Recessive mutations in the gene coding for protein O-mannosyl-transferase 2 (POMT2) are known to cause severe congenital muscular dystrophies (CMD), such as Walker-Warburg syndrome and muscle–eye–brain disease. They have also been described in a milder muscular dystrophy (LGMD2N). We report the case of two non-identical twins (one male, one female), of Tunisian origin, born of consanguineous parents, presenting with psychomotor acquisitions delay and elevated CK. Both parents had normal CK levels, one brother presented with a similar phenotype. They started walking at 20 months, and language was acquired late (2.5 years old).
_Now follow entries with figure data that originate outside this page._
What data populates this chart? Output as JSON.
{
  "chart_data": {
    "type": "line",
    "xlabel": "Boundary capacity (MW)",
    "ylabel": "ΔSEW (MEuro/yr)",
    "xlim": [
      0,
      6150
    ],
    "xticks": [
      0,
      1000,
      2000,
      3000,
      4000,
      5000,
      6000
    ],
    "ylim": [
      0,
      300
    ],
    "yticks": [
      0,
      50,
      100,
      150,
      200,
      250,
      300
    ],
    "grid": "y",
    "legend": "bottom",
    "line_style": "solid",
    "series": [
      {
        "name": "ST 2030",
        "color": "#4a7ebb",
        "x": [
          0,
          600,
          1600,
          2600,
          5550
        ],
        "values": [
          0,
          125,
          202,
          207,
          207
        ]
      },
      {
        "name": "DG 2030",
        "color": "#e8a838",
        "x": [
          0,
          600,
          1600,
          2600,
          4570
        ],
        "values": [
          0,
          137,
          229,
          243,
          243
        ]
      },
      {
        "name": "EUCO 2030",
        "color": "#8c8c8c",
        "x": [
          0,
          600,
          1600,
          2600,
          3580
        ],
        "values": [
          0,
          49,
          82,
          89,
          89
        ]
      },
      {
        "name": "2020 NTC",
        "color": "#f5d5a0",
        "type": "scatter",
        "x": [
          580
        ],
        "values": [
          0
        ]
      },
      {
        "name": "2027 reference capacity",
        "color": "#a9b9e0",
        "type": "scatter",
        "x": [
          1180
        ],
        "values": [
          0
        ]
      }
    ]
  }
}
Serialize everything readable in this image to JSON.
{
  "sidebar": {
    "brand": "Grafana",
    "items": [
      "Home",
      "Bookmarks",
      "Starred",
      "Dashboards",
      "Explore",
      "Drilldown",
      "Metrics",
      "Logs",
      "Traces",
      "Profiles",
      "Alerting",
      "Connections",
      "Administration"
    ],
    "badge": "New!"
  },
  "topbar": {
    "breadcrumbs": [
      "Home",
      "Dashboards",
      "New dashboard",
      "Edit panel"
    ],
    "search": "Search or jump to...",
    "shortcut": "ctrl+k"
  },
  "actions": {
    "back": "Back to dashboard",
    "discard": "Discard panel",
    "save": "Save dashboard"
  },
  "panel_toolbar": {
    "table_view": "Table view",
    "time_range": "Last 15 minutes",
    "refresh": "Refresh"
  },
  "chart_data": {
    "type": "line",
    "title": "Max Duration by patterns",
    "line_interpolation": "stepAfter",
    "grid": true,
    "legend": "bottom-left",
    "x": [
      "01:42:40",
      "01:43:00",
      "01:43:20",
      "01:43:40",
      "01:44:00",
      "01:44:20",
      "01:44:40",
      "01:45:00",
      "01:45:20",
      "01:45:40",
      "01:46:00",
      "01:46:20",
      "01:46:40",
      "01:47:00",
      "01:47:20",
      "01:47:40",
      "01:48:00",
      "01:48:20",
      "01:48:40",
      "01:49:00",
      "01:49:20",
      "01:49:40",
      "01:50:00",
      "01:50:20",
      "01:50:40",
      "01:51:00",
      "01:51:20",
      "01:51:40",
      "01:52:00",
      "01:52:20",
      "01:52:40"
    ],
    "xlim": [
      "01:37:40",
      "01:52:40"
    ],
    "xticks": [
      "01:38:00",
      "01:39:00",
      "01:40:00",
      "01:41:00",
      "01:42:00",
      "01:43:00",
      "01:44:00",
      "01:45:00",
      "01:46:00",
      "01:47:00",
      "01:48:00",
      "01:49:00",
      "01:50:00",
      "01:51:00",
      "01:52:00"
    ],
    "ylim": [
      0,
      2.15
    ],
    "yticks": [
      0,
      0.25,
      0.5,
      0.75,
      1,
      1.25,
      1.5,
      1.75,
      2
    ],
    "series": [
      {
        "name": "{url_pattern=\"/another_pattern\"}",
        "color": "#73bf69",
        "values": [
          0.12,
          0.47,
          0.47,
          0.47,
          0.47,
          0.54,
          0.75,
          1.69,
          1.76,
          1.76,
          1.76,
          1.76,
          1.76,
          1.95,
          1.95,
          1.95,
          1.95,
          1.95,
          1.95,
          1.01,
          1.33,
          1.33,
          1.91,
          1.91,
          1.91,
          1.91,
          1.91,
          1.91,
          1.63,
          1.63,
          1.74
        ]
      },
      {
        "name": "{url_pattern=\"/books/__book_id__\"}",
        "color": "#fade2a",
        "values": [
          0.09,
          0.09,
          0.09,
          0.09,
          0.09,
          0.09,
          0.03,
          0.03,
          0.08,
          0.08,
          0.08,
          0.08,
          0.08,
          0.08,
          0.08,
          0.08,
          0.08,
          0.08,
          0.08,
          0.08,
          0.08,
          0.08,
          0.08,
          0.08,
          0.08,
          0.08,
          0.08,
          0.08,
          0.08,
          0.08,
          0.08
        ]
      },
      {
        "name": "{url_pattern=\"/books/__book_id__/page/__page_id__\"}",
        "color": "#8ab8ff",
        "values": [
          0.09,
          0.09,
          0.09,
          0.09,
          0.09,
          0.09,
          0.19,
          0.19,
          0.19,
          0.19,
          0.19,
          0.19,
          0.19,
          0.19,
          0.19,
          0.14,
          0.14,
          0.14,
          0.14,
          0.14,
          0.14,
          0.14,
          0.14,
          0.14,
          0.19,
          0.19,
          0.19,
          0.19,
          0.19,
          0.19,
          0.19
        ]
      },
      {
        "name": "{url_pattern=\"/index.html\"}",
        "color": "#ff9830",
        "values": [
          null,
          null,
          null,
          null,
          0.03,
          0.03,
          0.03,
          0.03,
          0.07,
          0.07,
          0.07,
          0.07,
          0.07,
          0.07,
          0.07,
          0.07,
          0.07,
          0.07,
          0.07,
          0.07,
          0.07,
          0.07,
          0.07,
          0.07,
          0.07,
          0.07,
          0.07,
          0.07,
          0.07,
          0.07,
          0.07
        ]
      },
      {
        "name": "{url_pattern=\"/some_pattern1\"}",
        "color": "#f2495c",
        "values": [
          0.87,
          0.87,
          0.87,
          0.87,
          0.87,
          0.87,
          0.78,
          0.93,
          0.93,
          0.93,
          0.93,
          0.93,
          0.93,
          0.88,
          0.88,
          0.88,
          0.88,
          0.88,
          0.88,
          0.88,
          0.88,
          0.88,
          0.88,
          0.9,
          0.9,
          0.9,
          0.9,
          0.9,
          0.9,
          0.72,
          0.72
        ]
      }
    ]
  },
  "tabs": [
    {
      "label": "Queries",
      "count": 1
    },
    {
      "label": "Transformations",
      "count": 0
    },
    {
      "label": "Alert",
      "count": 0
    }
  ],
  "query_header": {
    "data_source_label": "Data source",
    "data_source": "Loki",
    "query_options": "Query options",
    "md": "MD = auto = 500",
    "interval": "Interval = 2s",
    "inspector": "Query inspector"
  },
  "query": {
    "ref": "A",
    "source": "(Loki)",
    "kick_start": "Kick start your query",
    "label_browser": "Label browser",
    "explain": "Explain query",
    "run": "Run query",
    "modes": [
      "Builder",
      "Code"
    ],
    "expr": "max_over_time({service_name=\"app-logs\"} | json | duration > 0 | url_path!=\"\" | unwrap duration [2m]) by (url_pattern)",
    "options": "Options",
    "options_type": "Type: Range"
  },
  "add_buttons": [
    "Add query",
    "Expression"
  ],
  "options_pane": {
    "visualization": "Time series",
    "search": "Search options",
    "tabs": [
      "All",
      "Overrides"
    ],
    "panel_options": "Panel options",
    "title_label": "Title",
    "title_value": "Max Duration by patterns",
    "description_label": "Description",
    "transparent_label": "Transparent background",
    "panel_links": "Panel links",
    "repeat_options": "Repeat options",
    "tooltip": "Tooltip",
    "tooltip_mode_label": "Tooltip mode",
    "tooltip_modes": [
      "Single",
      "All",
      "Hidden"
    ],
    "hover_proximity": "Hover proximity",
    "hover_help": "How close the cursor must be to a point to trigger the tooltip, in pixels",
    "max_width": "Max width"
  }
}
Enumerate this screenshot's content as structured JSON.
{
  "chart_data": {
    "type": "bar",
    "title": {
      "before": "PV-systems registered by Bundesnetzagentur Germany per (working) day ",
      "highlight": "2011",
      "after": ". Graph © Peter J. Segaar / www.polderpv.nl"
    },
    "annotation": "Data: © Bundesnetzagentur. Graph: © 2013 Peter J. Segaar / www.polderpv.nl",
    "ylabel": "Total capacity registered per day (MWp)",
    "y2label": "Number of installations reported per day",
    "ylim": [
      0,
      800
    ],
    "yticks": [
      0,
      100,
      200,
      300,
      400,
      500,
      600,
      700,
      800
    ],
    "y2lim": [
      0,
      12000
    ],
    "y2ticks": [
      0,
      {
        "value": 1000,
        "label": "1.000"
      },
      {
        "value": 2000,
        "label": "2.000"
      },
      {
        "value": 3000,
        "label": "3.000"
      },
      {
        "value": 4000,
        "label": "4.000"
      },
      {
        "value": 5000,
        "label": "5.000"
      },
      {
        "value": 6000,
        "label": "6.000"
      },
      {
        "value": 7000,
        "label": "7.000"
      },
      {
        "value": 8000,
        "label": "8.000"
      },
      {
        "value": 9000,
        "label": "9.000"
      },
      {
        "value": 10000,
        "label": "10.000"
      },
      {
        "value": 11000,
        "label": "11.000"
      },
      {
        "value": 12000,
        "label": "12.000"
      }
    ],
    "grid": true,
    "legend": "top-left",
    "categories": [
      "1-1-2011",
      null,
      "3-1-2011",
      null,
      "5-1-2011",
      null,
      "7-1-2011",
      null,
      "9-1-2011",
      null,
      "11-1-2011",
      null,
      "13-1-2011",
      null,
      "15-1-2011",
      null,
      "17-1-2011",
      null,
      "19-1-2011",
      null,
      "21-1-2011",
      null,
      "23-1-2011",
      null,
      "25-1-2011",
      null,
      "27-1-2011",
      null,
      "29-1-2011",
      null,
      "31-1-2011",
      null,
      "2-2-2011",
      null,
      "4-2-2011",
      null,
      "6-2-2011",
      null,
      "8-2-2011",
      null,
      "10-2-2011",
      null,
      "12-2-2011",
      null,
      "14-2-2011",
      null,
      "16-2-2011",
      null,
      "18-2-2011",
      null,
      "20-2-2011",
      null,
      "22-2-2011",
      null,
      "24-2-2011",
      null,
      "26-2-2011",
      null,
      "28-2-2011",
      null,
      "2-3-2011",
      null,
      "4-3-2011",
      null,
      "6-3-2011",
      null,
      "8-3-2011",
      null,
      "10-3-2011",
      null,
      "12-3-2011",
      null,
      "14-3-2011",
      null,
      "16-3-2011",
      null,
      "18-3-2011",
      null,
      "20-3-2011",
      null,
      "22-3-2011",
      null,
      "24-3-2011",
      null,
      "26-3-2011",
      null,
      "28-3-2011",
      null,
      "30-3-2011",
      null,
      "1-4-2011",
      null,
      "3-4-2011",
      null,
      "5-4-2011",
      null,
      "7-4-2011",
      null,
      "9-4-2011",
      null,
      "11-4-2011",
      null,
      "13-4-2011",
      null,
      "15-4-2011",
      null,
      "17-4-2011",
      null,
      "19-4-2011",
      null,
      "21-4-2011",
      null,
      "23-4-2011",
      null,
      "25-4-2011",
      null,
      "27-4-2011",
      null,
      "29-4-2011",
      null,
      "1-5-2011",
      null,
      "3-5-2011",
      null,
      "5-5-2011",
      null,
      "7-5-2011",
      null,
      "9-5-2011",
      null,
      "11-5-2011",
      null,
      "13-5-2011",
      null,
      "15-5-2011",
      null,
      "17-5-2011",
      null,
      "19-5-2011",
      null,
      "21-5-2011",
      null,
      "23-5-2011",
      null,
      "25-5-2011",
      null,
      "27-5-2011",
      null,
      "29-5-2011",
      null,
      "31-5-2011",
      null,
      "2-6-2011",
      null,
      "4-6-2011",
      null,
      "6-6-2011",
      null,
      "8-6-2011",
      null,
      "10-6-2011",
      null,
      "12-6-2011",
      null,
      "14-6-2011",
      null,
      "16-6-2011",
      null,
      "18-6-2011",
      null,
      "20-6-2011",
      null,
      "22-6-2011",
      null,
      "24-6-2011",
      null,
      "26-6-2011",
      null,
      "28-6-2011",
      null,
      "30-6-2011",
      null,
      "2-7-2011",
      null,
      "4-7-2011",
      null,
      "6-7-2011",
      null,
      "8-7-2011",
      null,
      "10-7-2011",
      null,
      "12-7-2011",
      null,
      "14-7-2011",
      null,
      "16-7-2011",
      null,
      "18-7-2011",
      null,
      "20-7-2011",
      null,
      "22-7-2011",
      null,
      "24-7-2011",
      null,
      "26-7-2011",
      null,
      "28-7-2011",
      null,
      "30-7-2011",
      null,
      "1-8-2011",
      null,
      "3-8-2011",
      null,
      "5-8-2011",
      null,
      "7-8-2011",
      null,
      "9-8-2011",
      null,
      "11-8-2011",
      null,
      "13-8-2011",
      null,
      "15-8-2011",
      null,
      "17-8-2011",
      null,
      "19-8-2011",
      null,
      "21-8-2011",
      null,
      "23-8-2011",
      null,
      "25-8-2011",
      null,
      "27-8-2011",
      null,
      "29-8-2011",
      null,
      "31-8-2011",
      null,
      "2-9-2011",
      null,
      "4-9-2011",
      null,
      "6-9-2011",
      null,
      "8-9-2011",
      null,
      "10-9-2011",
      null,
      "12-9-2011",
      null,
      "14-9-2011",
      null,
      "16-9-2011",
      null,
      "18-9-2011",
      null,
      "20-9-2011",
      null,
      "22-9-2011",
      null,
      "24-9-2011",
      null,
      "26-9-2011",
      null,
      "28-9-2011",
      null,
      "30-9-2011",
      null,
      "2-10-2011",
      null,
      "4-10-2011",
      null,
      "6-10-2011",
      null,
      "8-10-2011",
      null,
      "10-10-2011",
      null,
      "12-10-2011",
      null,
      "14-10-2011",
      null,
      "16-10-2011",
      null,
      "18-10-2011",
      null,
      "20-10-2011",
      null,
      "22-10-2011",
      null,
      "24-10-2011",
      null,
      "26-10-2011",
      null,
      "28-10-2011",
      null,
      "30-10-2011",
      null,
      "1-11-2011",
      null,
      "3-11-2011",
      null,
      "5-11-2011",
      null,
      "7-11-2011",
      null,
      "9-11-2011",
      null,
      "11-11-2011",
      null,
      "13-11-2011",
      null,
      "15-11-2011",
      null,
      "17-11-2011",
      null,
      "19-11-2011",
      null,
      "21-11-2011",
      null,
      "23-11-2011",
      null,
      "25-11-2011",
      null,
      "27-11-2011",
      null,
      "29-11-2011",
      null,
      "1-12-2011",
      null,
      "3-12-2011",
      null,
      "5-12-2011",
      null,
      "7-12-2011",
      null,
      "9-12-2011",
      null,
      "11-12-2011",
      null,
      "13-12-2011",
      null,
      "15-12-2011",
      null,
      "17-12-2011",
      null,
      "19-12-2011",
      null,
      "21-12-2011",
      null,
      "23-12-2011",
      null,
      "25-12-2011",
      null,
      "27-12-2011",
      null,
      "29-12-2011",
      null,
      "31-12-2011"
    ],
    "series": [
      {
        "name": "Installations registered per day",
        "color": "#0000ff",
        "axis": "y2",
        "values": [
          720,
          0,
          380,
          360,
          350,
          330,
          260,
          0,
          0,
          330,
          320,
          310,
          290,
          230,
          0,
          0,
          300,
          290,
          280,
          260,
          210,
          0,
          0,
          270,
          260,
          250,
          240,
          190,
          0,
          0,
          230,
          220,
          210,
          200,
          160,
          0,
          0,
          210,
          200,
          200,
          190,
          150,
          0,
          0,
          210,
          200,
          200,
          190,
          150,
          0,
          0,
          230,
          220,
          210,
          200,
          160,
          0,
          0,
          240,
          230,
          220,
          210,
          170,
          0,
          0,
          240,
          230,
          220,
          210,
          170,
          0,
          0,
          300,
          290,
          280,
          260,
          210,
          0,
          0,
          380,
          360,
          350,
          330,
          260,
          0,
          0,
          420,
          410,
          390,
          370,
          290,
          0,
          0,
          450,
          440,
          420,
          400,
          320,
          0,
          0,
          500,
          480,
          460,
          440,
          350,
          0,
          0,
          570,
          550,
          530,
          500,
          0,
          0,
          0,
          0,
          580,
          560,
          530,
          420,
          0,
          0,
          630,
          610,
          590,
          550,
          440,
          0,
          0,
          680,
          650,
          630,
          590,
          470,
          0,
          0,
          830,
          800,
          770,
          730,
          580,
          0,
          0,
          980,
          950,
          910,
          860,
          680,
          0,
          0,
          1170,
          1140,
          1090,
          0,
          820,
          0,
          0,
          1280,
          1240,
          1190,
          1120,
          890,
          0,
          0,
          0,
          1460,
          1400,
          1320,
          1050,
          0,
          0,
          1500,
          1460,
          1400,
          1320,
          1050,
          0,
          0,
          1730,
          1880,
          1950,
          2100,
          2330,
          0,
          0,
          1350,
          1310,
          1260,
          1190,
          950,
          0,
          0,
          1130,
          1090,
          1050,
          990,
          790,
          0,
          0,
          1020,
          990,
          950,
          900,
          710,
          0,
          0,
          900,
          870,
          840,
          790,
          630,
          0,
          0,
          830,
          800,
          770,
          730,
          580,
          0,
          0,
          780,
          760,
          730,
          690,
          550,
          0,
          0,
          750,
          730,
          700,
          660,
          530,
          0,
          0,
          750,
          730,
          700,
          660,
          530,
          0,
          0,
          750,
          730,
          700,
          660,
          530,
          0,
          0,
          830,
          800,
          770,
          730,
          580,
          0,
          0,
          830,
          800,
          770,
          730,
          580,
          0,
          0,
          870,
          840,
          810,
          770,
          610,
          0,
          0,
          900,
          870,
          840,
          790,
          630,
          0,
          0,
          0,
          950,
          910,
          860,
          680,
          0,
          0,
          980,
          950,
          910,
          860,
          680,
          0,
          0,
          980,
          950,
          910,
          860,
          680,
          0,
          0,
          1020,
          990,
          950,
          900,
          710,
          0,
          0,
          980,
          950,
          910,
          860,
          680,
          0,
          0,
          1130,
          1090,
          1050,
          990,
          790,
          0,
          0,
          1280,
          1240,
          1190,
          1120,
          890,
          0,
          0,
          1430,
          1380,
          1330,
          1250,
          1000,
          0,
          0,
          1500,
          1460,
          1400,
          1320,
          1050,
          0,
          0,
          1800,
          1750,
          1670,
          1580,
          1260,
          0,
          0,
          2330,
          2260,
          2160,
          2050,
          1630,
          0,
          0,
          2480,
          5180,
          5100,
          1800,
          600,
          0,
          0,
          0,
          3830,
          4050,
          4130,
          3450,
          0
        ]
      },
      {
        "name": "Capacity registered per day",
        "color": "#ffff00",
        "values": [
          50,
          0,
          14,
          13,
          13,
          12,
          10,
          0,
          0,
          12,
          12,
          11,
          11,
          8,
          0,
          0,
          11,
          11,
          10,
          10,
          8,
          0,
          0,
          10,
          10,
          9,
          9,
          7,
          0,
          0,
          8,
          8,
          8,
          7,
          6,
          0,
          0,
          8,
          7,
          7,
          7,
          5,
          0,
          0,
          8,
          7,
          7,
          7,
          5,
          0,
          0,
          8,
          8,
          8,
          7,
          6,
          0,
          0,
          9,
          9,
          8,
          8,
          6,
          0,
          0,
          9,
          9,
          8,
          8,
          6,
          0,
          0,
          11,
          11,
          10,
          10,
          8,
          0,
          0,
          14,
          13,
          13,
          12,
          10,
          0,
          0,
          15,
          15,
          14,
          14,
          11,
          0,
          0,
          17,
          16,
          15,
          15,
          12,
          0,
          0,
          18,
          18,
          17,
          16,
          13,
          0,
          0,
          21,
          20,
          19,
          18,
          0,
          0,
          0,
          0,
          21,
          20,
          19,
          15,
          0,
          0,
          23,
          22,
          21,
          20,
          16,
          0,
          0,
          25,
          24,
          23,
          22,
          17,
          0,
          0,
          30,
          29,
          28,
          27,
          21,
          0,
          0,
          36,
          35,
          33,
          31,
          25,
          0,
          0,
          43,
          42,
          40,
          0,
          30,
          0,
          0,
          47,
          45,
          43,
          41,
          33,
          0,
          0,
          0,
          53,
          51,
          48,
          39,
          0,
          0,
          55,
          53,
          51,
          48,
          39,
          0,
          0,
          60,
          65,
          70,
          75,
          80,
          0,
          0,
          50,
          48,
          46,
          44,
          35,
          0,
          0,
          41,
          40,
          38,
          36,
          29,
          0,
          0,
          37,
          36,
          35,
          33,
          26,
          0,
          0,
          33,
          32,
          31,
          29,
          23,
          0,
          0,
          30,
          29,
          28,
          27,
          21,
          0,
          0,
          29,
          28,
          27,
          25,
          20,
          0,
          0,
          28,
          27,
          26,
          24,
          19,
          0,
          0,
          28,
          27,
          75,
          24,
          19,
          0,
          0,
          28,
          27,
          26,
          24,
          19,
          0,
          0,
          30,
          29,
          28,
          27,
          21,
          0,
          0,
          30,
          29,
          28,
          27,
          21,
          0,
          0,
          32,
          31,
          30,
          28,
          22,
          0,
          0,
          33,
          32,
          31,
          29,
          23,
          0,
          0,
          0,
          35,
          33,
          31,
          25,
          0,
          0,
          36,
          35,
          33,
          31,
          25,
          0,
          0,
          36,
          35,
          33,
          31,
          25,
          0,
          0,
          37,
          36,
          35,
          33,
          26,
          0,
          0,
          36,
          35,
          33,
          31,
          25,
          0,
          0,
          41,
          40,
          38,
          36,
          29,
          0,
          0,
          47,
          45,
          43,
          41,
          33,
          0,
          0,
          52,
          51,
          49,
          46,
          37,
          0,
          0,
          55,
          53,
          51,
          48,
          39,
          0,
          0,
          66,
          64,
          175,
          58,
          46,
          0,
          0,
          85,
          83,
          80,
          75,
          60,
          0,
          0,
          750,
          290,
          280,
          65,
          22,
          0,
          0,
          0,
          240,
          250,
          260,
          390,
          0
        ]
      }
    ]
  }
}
Both children could practice sport, with very mild dyspnea on exertion. They followed specialized schooling. On examination, there was no muscle deficiency, a moderate hyperlaxity in the brother. At age 12 head circumference was -2.6 SD for the boy, -3.5 SD for the girl. CK were between 1000 and 2500 UI/l, ophthalmologic examination showed a possible retinitis pigmentosa, cerebral MRI revealed a microcephaly. Electroneuromyography displayed a moderate myogenic proximal syndrome, muscular MRI was normal for the sister, and showed less than 30% fatty replacement in the hamstrings for the brother. Muscular biopsy in the brother showed some nuclear internalisations, a variability of fiber size, and numerous 2C fibers. Immunostainings were normal, Western-Blot displayed a reduction in calpain expression. NGS showed a homozygous mutation in the POMT2 gene (c.1709G>T (p.W570L)), consistent with an alpha-dystroglycanopathy. It was found in all three siblings, and familial segregation is ongoing. This diagnostic is compatible with the phenotype, considering the central nervous system abnormalities of the patients. This broadens, however, the phenotype of POMT2-related diseases, with intellectual deficiency and elevated CK as main presenting symptoms, without clear clinic muscular deficiency.